As spotted by Eco-Business, Canon has released its latest data on carbon emissions to the CDP, a non-profit organization that tracks companies' carbon use in line with the Paris Climate Agreement.
After failing to stay on track for this original goal, Canon has now dropped its ambitions to a 30% reduction in CO2 levels from 2018 to 2030. According to an analysis by Transition Asia, an East Asian NGO that scrutinizes sustainability pledges, this is actually only a 27.8% drop from 2008 when compared to the originally promised 50% drop.
Canon has been criticized for not taking its climate action seriously enough. The Canon Institute for Global Studies (CIGS) has released research opposing the expansion of renewable use in Japan, and its director has promoted climate change denial.
This is not an attack on Canon specifically but is just another example of large multinational companies failing to meet their promised climate action.

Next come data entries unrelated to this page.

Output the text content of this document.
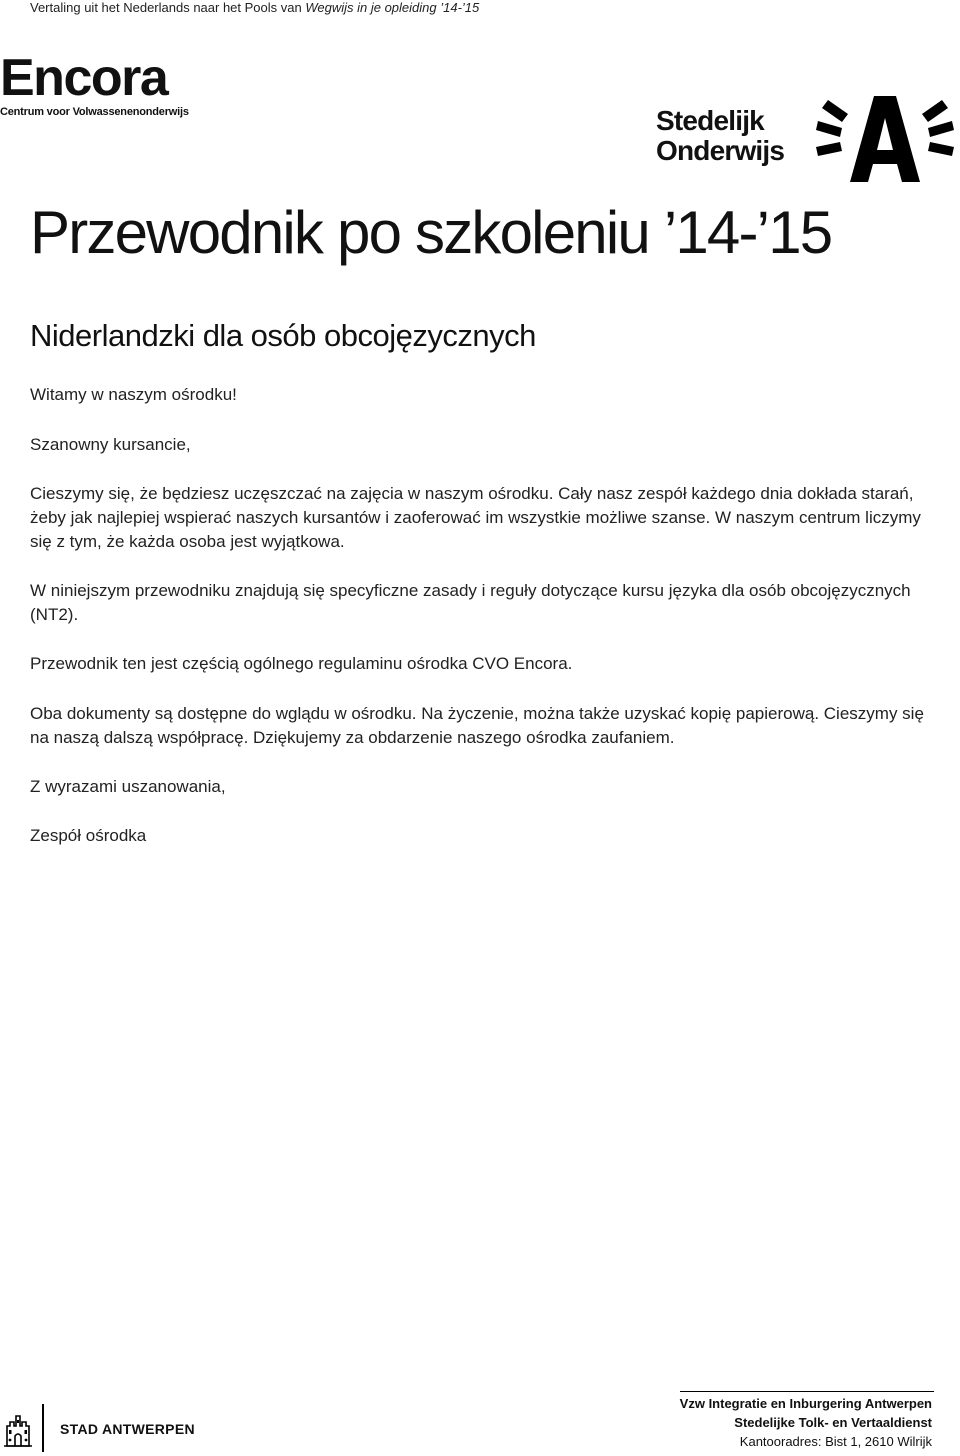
Vertaling uit het Nederlands naar het Pools van Wegwijs in je opleiding ’14-’15
Encora
Centrum voor Volwassenenonderwijs	Stedelijk
Onderwijs
Przewodnik po szkoleniu ’14-’15
Niderlandzki dla osób obcojęzycznych

Witamy w naszym ośrodku!

Szanowny kursancie,

Cieszymy się, że będziesz uczęszczać na zajęcia w naszym ośrodku. Cały nasz zespół każdego dnia dokłada starań, żeby jak najlepiej wspierać naszych kursantów i zaoferować im wszystkie możliwe szanse. W naszym centrum liczymy się z tym, że każda osoba jest wyjątkowa.

W niniejszym przewodniku znajdują się specyficzne zasady i reguły dotyczące kursu języka dla osób obcojęzycznych (NT2).

Przewodnik ten jest częścią ogólnego regulaminu ośrodka CVO Encora.

Oba dokumenty są dostępne do wglądu w ośrodku. Na życzenie, można także uzyskać kopię papierową. Cieszymy się na naszą dalszą współpracę. Dziękujemy za obdarzenie naszego ośrodka zaufaniem.

Z wyrazami uszanowania,

Zespół ośrodka

Vzw Integratie en Inburgering Antwerpen
Stedelijke Tolk- en Vertaaldienst
Kantooradres: Bist 1, 2610 Wilrijk
STAD ANTWERPEN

Numerous accusations of greenwashing have been levied across multiple industries in the last few years as companies try to claim positive actions while failing to make any substantial changes to their operations.

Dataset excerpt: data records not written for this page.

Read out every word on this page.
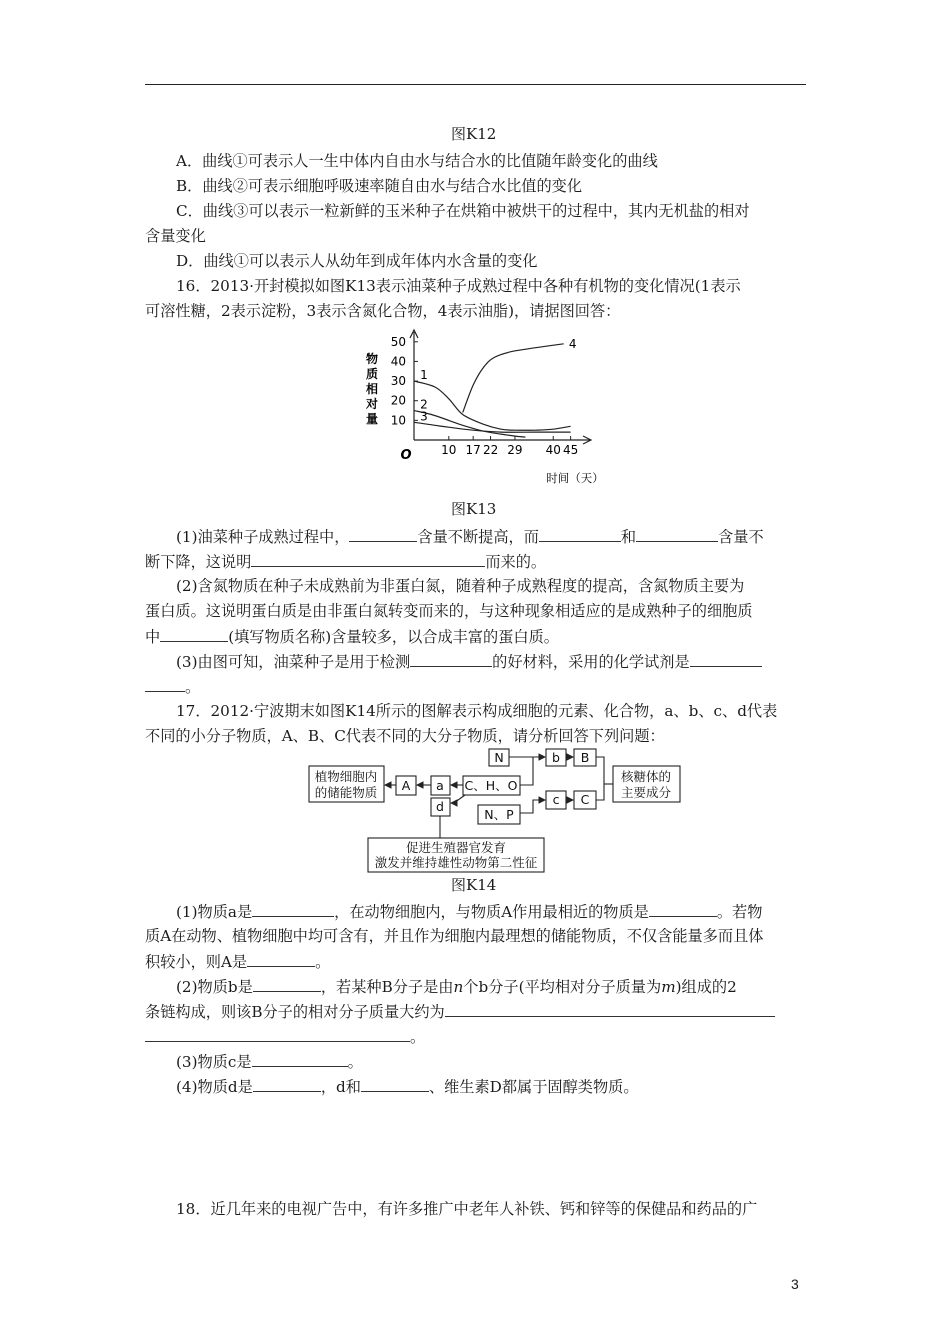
图K12
A．曲线①可表示人一生中体内自由水与结合水的比值随年龄变化的曲线
B．曲线②可表示细胞呼吸速率随自由水与结合水比值的变化
C．曲线③可以表示一粒新鲜的玉米种子在烘箱中被烘干的过程中，其内无机盐的相对
含量变化
D．曲线①可以表示人从幼年到成年体内水含量的变化
16．2013·开封模拟如图K13表示油菜种子成熟过程中各种有机物的变化情况(1表示
可溶性糖，2表示淀粉，3表示含氮化合物，4表示油脂)，请据图回答：
物
质
相
对
量
O
10
20
30
40
50
10 17 22 29 40 45
1
2
3
4
时间（天）
图K13
(1)油菜种子成熟过程中，	含量不断提高，而	和	含量不
断下降，这说明	而来的。
(2)含氮物质在种子未成熟前为非蛋白氮，随着种子成熟程度的提高，含氮物质主要为
蛋白质。这说明蛋白质是由非蛋白氮转变而来的，与这种现象相适应的是成熟种子的细胞质
中	(填写物质名称)含量较多，以合成丰富的蛋白质。
(3)由图可知，油菜种子是用于检测	的好材料，采用的化学试剂是
。
17．2012·宁波期末如图K14所示的图解表示构成细胞的元素、化合物，a、b、c、d代表
不同的小分子物质，A、B、C代表不同的大分子物质，请分析回答下列问题：
植物细胞内
的储能物质 A a C、H、O
N	b B
d
N、P
c C
核糖体的
主要成分
促进生殖器官发育
激发并维持雄性动物第二性征
图K14
(1)物质a是	，在动物细胞内，与物质A作用最相近的物质是	。若物
质A在动物、植物细胞中均可含有，并且作为细胞内最理想的储能物质，不仅含能量多而且体
积较小，则A是	。
(2)物质b是	，若某种B分子是由n个b分子(平均相对分子质量为m)组成的2
条链构成，则该B分子的相对分子质量大约为
。
(3)物质c是	。
(4)物质d是	，d和	、维生素D都属于固醇类物质。
18．近几年来的电视广告中，有许多推广中老年人补铁、钙和锌等的保健品和药品的广
3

Many companies will tout their CO2 emissions decreasing, but bury the other chemicals they release into the atmosphere or through wastewater. According to their Sustainability Report, Nikon has exceeded their emissions reduction targets from 2014 to 2021, however, this is still just a 2.7% yearly reduction, and Nikon still releases 27 tonnes of dichloropentafluoropropane and 10 tonnes of toluene, substances known to have negative effects on plants, aquatic life, and human health, so they have a very long way to go.
Earlier in the year, we asked if "Sony" was the greenest manufacturer. Sony says it is aiming for carbon neutrality by 2040 and 100% renewable energy by 2030 but not everyone is convinced.

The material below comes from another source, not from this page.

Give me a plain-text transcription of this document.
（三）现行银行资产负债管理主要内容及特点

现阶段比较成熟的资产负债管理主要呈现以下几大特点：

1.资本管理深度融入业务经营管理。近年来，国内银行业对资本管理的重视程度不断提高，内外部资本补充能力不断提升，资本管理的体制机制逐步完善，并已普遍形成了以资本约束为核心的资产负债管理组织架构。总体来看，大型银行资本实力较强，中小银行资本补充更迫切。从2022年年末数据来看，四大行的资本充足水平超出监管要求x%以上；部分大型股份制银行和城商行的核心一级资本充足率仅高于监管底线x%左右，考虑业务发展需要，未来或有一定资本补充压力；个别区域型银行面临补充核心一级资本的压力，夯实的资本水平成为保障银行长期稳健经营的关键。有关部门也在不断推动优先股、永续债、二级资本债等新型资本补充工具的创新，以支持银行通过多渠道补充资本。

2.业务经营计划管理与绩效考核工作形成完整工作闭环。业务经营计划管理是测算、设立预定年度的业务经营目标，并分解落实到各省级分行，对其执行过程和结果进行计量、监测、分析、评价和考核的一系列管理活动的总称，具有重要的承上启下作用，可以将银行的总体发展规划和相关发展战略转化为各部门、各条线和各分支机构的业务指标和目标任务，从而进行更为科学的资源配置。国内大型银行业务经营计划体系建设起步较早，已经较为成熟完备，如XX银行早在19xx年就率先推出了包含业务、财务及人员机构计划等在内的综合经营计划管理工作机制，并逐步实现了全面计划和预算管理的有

Canon still claims to be on track for net-zero emissions by 2050, which is a mission almost all big tech companies share. However, this report shows how much work they have left to achieve and how little progress is being made in the time we all have left to stop the worst effects of global heating. This is now going to take an even more substantial effort to make up for the lost time.
With environmentally conscious decision-making becoming more and more prominent in people's thinking, consumers should be made aware of all the climate facts when making a purchase or choosing a service. Companies will not feel the need to take action unless the market forces them, so it is up to consumers to use their power to call on Canon and other manufacturers to take climate commitments more seriously.
For many photographers, the natural world, its wildlife, and its people are some of the most important and beloved subjects. If climate change is allowed to continue its course, and climate change destruction, sea rises, and unbearable global temperatures ravage the globe, then soon all we will have left are photographs.